Michigan-based metals supplier Thyssenkrupp Materials NA, Inc., challenged the Section 232 tariff exclusion process, arguing it leads to “exclusions on an application basis to specific requestors and not automatically to all importers of a particular article, creates a non-uniform tax across the United States in violation of the Uniformity Clause of the Constitution.”

Former President Donald Trump used Section 232 of the Trade Expansion Act of 1962 to impose tariffs in 2018. Trump imposed tariffs of 10% on imported aluminum and 25% on imported steel.

In addition, US importers could apply for exclusions to the tariffs through the Department of Commerce.

Thyssenkrupp Materials NA asked for two forms of relief. They asked for refunds on duties already paid, plus interest, for any good that any requestor has received an exclusion. Furthermore, the importer asked for an injunction preventing Customs and Border Protection from collecting duties on any product that has been granted an exclusion by any requestor.

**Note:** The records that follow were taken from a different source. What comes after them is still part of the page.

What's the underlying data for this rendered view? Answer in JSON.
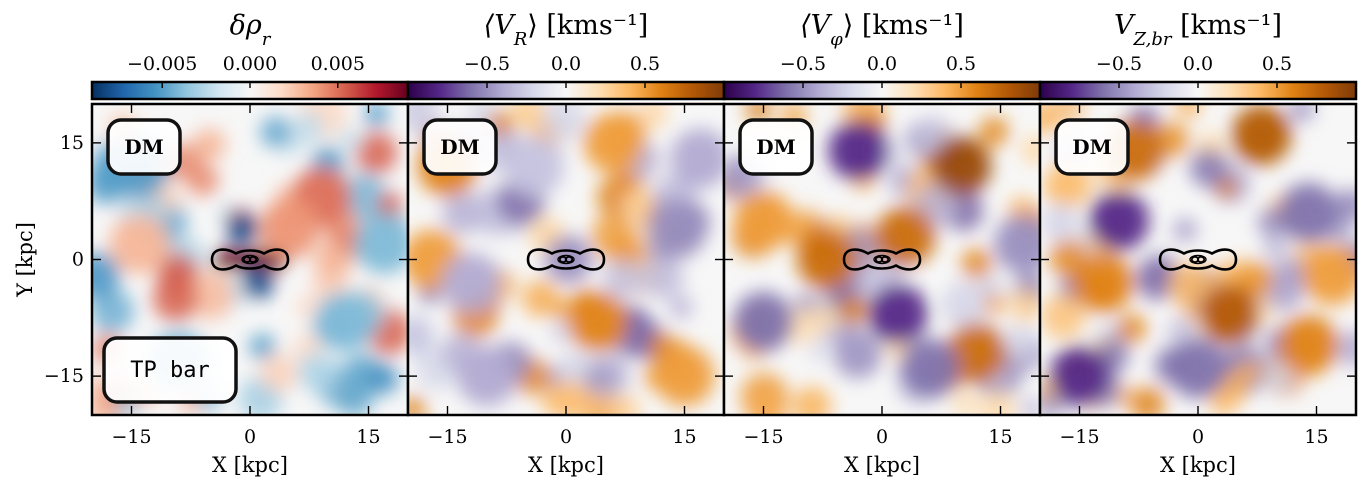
{
  "chart_data": [
    {
      "type": "heatmap",
      "colorbar_label": "δρ_r",
      "colormap": "RdBu_r",
      "colorbar_range": [
        -0.009,
        0.009
      ],
      "colorbar_ticks": [
        -0.005,
        0.0,
        0.005
      ],
      "colorbar_tick_labels": [
        "−0.005",
        "0.000",
        "0.005"
      ],
      "xlabel": "X [kpc]",
      "ylabel": "Y [kpc]",
      "xlim": [
        -20,
        20
      ],
      "ylim": [
        -20,
        20
      ],
      "xticks": [
        "−15",
        "0",
        "15"
      ],
      "yticks": [
        "15",
        "0",
        "−15"
      ],
      "badges": [
        "DM",
        "TP bar"
      ],
      "features": [
        {
          "x": -2,
          "y": 0,
          "value": 0.009
        },
        {
          "x": 2,
          "y": 0,
          "value": 0.009
        },
        {
          "x": -1,
          "y": 4,
          "value": -0.008
        },
        {
          "x": 1,
          "y": -3,
          "value": -0.008
        },
        {
          "x": 9,
          "y": 8,
          "value": 0.005
        },
        {
          "x": -14,
          "y": 12,
          "value": -0.005
        },
        {
          "x": 12,
          "y": -8,
          "value": -0.004
        },
        {
          "x": 5,
          "y": 4,
          "value": 0.004
        },
        {
          "x": -9,
          "y": -13,
          "value": -0.004
        },
        {
          "x": -14,
          "y": 2,
          "value": 0.003
        },
        {
          "x": 17,
          "y": 2,
          "value": -0.004
        }
      ]
    },
    {
      "type": "heatmap",
      "colorbar_label": "⟨V_R⟩ [kms⁻¹]",
      "colormap": "PuOr_r",
      "colorbar_range": [
        -1.0,
        1.0
      ],
      "colorbar_ticks": [
        -0.5,
        0.0,
        0.5
      ],
      "colorbar_tick_labels": [
        "−0.5",
        "0.0",
        "0.5"
      ],
      "xlabel": "X [kpc]",
      "xlim": [
        -20,
        20
      ],
      "ylim": [
        -20,
        20
      ],
      "xticks": [
        "−15",
        "0",
        "15"
      ],
      "badges": [
        "DM"
      ],
      "features": [
        {
          "x": -15,
          "y": 12,
          "value": 0.6
        },
        {
          "x": -17,
          "y": 0,
          "value": 0.5
        },
        {
          "x": 6,
          "y": 15,
          "value": 0.5
        },
        {
          "x": 4,
          "y": -8,
          "value": 0.6
        },
        {
          "x": 15,
          "y": -15,
          "value": 0.5
        },
        {
          "x": -12,
          "y": -3,
          "value": -0.4
        },
        {
          "x": 14,
          "y": 4,
          "value": -0.5
        },
        {
          "x": -4,
          "y": 12,
          "value": -0.3
        },
        {
          "x": -10,
          "y": -15,
          "value": -0.4
        },
        {
          "x": 17,
          "y": 13,
          "value": -0.4
        }
      ]
    },
    {
      "type": "heatmap",
      "colorbar_label": "⟨V_φ⟩ [kms⁻¹]",
      "colormap": "PuOr_r",
      "colorbar_range": [
        -1.0,
        1.0
      ],
      "colorbar_ticks": [
        -0.5,
        0.0,
        0.5
      ],
      "colorbar_tick_labels": [
        "−0.5",
        "0.0",
        "0.5"
      ],
      "xlabel": "X [kpc]",
      "xlim": [
        -20,
        20
      ],
      "ylim": [
        -20,
        20
      ],
      "xticks": [
        "−15",
        "0",
        "15"
      ],
      "badges": [
        "DM"
      ],
      "features": [
        {
          "x": 10,
          "y": 12,
          "value": 0.9
        },
        {
          "x": 3,
          "y": 3,
          "value": 0.7
        },
        {
          "x": -7,
          "y": 0,
          "value": 0.7
        },
        {
          "x": -15,
          "y": 5,
          "value": 0.5
        },
        {
          "x": 12,
          "y": -12,
          "value": 0.7
        },
        {
          "x": -3,
          "y": 14,
          "value": -0.8
        },
        {
          "x": 2,
          "y": -7,
          "value": -0.8
        },
        {
          "x": -15,
          "y": -8,
          "value": -0.6
        },
        {
          "x": 6,
          "y": -14,
          "value": -0.6
        },
        {
          "x": 18,
          "y": 2,
          "value": -0.5
        }
      ]
    },
    {
      "type": "heatmap",
      "colorbar_label": "V_{Z,br} [kms⁻¹]",
      "colormap": "PuOr_r",
      "colorbar_range": [
        -1.0,
        1.0
      ],
      "colorbar_ticks": [
        -0.5,
        0.0,
        0.5
      ],
      "colorbar_tick_labels": [
        "−0.5",
        "0.0",
        "0.5"
      ],
      "xlabel": "X [kpc]",
      "xlim": [
        -20,
        20
      ],
      "ylim": [
        -20,
        20
      ],
      "xticks": [
        "−15",
        "0",
        "15"
      ],
      "badges": [
        "DM"
      ],
      "features": [
        {
          "x": -8,
          "y": 14,
          "value": 0.7
        },
        {
          "x": 8,
          "y": 16,
          "value": 0.8
        },
        {
          "x": 4,
          "y": -7,
          "value": 0.8
        },
        {
          "x": -12,
          "y": -3,
          "value": 0.6
        },
        {
          "x": 14,
          "y": -11,
          "value": 0.6
        },
        {
          "x": -10,
          "y": 5,
          "value": -0.8
        },
        {
          "x": -15,
          "y": -15,
          "value": -0.8
        },
        {
          "x": 14,
          "y": 6,
          "value": -0.6
        },
        {
          "x": 0,
          "y": -14,
          "value": -0.6
        },
        {
          "x": 17,
          "y": -2,
          "value": 0.5
        }
      ]
    }
  ]
}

The government, meanwhile, argued the importer did not make a claim for an exclusion that had been denied. As a result, it argued the importer had not received injury from the process.

The three-judge panel sided with the government in the case.

“Because the exclusion process promulgated by Commerce does not violate the Uniformity Clause of the Constitution and does not reflect an improper construction of the President’s Proclamations, the Government’s motion to dismiss is granted,” the judges concluded.